- The bill designates the vice president’s role in Electoral College vote counts as ceremonial.
- The bill raises the threshold to challenge state electors in Congress to 20% of the House and Senate.
WASHINGTON – Legislation to overhaul the 1887 Electoral Count Act, which was at the heart of former President Donald Trump’s efforts to overturn the 2020 election, is included in the spending bill Congress will debate and vote on this week.
The compromise arrives as the legislative clock ticks down on the current session of Congress. The spending package must be approved in some form in order to keep the government functioning until Oct. 1, so including the election bill in the 4,155-page legislation improves its chances for passage.
Sens. Susan Collins, R-Maine, and Joe Manchin, D-W.Va., who led negotiations on the election bill, said Tuesday in a joint statement the bill would fix “flaws of the archaic and ambiguous” law.
Here is the latest about the election legislation:
- The compromise raises the threshold to challenge presidential electors from the states to 20% of the House and Senate, rather than the current one lawmaker from each chamber.
- The House had voted to raise the threshold to one-third of the lawmakers from each chamber, but the compromise stuck with the Senate position of 20%.
- The bill explicitly states the vice president’s role in overseeing the counting of Electoral College votes is ceremonial, which both chambers sought to clarify.
- When states submit official slates of electors, their documents must bear the state seal and contain at least one security feature verifying its authenticity.
- Any legal challenge to state electors in federal court would be expedited and heard by a District Court panel of three judges comprised of two appellate judges and one district judge.
- Appeals would head straight to the Supreme Court.
Election overhaul drew broad bipartisan support
Two members of the House committee that investigated the Capitol attack on Jan. 6, 2021, drafted the House version: Reps. Zoe Lofgren, D-Calif., and Liz Cheney, R-Wyo. The House had approved their version in September by a vote of 229-203.
The Senate version was negotiated by a dozen bipartisan lawmakers and won a key endorsement from Minority Leader Mitch McConnell, R-Ky.

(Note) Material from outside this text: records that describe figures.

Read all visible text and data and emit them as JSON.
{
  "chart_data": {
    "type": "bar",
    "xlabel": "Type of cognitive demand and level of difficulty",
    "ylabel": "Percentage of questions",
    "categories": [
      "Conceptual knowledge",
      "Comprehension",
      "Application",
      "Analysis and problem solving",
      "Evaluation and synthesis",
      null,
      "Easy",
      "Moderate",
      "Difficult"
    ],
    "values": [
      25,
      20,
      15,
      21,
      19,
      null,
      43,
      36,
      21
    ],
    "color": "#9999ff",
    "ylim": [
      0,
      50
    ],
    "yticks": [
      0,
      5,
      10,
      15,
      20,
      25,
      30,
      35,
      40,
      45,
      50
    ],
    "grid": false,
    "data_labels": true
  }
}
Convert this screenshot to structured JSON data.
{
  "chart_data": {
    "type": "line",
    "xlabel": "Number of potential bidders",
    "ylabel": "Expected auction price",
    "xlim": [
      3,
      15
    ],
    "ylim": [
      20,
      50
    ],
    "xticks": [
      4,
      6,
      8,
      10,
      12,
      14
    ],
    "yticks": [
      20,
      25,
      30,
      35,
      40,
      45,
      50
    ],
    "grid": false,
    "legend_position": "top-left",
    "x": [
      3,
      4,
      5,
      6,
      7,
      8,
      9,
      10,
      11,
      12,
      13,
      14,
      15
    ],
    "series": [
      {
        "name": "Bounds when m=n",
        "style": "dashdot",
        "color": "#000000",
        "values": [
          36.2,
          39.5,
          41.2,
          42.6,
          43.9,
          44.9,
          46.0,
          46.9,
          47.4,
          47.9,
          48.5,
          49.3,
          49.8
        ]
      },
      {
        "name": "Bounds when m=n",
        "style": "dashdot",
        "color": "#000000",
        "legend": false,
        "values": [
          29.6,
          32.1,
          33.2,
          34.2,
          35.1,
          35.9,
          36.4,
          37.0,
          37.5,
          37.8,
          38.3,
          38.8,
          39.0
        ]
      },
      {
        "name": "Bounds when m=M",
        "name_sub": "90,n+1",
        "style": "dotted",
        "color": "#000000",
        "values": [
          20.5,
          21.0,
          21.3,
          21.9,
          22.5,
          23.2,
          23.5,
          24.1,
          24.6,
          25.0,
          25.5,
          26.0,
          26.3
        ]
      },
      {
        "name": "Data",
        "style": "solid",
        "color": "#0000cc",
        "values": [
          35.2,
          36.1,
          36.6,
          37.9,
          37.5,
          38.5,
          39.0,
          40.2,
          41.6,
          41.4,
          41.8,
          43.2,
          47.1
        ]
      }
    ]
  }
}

Legislation aims to reduce confusion about Electoral College vote count
Congress counts Electoral College votes from the states on Jan. 6 after a presidential election. The event is historically tedious, but became a flashpoint for a riot in 2021 as Trump fought to overturn the election results.
John Eastman, one of Trump’s personal lawyers, proposed a strategy for his supporters in seven key states that President Joe Biden won to send alternate slates of electors to Congress.
If those states flipped to Trump, Eastman argued he could potentially have won the election. If fake electors created enough confusion about a state’s results, Eastman argued Vice President Mike Pence single-handedly could have thrown the election to the House where GOP lawmakers could potentially have kept Trump as president because Republicans controlled a majority of state delegations.
But Pence refused to participate in the scheme. That is why rioters set up a gallows outside the Capitol and chanted “hang Mike Pence” as they rampaged through the building.
U.S. District Judge David Carter ruled in a case dealing with a committee subpoena that Trump and Eastman “more likely than not” dishonestly conspired to obstruct Congress through the scheme.